Vivimos una época en la que no vamos dos días —al menos seguidos— con la misma ropa y arrugamos la nariz si tenemos que comer hoy lo mismo que ayer. Realmente todo esto es una trabajera: elegir todos los días qué ponerse y qué comer. Siete camisas, siete comidas y siete cenas distintas cada semana.
Me quejo de vicio, ya que en mi casa no hay niños y aquí sí está permitido cenar dos días seguidos lo mismo y comer sobras de ayer. Cuando pienso en las familias que tienen críos que, además, tienen que preparar el tentempié del recreo y la merienda cada día distinta porque si no hay llantos, me entran escalofríos. Si, por si fuera poco, el niño ha salido de mal comer o de buen comer, pero con restricciones por intolerancias, pienso que ya tardan los Ayuntamientos de España en poner en la rotonda de entrada al pueblo un monumento a los padres y madres que piensan los menús de la semana.
Casa es la comida que comemos en ella. Y casa es el olor que nos recibe cuando cruzamos la puerta de entrada. Algunas casas huelen a ambientadores, otras al producto químico con el que acaben de limpiar o al suavizante con el que hagan la colada, pero en aquellas que son hogar, el olor siempre tiene un trasfondo a comida. Es curioso que viviendo en esta época en la que cada día comemos platos distintos, reconozcamos en qué casa estamos por el olor que sale de su cocina.
Viví en edificios donde algunos días olía a puchero y otros a sofrito. En otro bloque de vecinos en el que pasé poco tiempo, había una familia de la India y el olor de sus comidas, aunque nunca las probé, me decía que no me había confundido de portal.
Salvo raras ocasiones, excepto si la cocina de ese día huele a frito, a sardinas o a coliflor hervida, no me molesta que una casa huela a comida, pero esto lo pienso desde hace poco. Durante mucho tiempo, le tenía mucha manía al olor a la comida en casa y creo que esa manía me vino por el padre de una amiga.

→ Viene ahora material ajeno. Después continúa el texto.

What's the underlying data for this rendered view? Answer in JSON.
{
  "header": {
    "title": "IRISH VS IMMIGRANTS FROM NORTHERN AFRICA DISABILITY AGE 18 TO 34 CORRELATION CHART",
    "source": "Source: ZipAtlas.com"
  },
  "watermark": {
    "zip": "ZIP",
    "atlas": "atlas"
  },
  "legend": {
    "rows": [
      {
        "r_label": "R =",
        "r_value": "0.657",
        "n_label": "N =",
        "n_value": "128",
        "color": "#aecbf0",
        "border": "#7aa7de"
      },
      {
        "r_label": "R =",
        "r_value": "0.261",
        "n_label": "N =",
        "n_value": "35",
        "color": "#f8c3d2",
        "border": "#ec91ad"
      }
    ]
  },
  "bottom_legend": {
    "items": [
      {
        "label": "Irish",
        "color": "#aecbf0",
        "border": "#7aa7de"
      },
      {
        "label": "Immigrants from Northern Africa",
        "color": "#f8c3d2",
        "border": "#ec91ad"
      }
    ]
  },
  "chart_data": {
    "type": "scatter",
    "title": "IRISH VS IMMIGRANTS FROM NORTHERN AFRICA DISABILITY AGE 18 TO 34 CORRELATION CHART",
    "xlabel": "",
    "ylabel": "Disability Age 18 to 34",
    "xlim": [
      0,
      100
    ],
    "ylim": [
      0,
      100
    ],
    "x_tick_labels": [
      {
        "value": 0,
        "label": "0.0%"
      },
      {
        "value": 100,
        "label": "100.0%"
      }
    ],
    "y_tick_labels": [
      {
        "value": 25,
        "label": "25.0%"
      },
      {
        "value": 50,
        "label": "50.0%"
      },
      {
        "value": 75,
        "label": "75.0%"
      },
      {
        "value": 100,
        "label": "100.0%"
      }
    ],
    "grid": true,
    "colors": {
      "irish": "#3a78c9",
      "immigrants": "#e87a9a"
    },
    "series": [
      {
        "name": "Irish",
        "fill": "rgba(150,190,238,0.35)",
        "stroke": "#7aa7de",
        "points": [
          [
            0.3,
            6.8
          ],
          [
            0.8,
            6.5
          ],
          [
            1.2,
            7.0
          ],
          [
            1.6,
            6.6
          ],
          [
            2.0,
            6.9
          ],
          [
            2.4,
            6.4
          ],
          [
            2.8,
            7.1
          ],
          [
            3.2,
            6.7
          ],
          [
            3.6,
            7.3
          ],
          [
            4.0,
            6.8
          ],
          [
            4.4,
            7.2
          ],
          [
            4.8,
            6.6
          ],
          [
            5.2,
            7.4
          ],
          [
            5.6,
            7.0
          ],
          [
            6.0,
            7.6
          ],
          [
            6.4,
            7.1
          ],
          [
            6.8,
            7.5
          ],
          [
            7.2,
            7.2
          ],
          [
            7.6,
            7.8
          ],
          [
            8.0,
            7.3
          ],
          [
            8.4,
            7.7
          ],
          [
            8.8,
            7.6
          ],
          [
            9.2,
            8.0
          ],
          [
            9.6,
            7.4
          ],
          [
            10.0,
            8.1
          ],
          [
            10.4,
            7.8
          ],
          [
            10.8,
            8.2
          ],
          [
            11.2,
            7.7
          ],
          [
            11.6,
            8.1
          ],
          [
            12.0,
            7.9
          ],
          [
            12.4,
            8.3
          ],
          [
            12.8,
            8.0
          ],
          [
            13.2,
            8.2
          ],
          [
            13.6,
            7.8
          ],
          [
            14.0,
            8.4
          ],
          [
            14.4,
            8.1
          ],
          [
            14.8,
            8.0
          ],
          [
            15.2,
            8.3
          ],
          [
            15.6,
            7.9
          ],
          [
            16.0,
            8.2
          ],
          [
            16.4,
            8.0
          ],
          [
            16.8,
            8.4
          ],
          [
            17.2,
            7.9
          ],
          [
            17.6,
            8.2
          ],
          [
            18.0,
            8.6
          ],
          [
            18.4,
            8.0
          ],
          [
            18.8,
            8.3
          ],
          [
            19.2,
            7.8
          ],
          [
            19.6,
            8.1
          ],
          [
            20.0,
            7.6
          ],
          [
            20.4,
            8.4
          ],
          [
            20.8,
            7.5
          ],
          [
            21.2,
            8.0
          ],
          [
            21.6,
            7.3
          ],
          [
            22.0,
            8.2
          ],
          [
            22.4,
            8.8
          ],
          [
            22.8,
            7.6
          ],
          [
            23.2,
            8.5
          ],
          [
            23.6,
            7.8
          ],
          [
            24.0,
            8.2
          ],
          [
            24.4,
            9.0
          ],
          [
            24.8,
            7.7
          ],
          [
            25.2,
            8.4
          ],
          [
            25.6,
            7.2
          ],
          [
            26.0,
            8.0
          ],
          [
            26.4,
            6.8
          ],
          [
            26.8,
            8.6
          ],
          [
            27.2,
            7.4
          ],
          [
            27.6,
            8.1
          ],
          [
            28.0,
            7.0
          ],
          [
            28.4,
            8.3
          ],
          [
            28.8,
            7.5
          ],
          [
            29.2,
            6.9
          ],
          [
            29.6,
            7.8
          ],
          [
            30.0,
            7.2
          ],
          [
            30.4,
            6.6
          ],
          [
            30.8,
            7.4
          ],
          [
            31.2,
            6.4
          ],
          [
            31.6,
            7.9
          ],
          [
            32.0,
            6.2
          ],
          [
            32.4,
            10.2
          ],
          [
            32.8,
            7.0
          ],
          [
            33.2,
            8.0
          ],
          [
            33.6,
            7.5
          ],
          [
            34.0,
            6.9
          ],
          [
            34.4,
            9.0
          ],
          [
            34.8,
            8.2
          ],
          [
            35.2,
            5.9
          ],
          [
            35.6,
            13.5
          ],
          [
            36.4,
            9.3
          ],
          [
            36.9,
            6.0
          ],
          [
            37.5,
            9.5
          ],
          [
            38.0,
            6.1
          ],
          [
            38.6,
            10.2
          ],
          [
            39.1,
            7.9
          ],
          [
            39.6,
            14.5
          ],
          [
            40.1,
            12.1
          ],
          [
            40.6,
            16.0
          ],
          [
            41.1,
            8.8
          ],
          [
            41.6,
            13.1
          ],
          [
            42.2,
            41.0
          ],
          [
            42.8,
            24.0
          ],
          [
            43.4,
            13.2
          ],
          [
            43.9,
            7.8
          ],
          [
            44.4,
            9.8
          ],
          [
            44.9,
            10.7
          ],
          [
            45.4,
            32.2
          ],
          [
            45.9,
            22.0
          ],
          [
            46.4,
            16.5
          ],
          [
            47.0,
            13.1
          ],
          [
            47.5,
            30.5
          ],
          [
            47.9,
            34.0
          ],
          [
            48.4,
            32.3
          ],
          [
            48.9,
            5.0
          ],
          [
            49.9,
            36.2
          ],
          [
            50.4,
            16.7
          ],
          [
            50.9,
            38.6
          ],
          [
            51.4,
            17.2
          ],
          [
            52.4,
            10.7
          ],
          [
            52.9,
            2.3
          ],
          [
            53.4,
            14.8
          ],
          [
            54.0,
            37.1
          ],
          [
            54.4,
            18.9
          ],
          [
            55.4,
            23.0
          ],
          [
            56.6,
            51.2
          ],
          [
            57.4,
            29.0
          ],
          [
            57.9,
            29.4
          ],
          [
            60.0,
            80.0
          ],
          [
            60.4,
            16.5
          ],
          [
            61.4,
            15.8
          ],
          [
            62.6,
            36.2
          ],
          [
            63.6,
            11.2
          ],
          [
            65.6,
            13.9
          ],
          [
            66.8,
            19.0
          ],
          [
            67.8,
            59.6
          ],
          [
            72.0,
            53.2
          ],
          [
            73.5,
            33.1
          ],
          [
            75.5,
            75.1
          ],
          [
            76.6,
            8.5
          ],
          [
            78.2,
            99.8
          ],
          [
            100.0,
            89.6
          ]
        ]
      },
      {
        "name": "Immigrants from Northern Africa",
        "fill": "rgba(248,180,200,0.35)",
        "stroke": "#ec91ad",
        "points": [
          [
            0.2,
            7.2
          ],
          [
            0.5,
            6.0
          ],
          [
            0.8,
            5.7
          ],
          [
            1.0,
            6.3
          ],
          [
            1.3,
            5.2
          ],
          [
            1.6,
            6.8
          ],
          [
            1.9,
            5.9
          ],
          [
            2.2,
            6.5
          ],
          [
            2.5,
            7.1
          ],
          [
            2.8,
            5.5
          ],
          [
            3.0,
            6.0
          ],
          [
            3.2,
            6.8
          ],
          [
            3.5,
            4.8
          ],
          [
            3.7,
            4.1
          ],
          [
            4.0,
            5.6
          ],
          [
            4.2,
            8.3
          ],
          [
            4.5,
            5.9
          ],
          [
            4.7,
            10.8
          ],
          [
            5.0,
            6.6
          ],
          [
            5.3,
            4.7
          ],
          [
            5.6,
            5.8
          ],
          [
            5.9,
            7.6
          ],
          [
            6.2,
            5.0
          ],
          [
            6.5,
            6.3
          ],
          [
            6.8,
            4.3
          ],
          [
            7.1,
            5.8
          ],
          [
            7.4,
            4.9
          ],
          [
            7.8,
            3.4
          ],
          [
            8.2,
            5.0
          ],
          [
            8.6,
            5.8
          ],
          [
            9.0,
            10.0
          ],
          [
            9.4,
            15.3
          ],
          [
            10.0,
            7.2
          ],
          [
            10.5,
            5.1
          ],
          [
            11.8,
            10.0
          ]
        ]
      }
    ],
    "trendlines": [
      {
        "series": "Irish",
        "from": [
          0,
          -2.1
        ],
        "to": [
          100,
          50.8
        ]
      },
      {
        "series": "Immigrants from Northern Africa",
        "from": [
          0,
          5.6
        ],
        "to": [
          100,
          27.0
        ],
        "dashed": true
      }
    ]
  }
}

El padre de esta amiga, al volver del trabajo un día de invierno, se puso a abrir las ventanas de la casa como un loco: “Abrid, que se ventile esto. Huele toda la casa a guisado”. En aquel momento era muy pequeña y pensé que el olor a comida no puede ir más allá del plato y una vez te lo acabas, no debe de quedar ni el aroma de aquella comida. Me he pasado años con esa creencia. Ahora, en cambio, una casa que huele a comida me parece reconfortante. Y pienso que aquella tarde de invierno, en vez de abrir las ventanas, lo que deberíamos haber hecho es responderle al padre de mi amiga que huele a guisado porque aquí se guisa.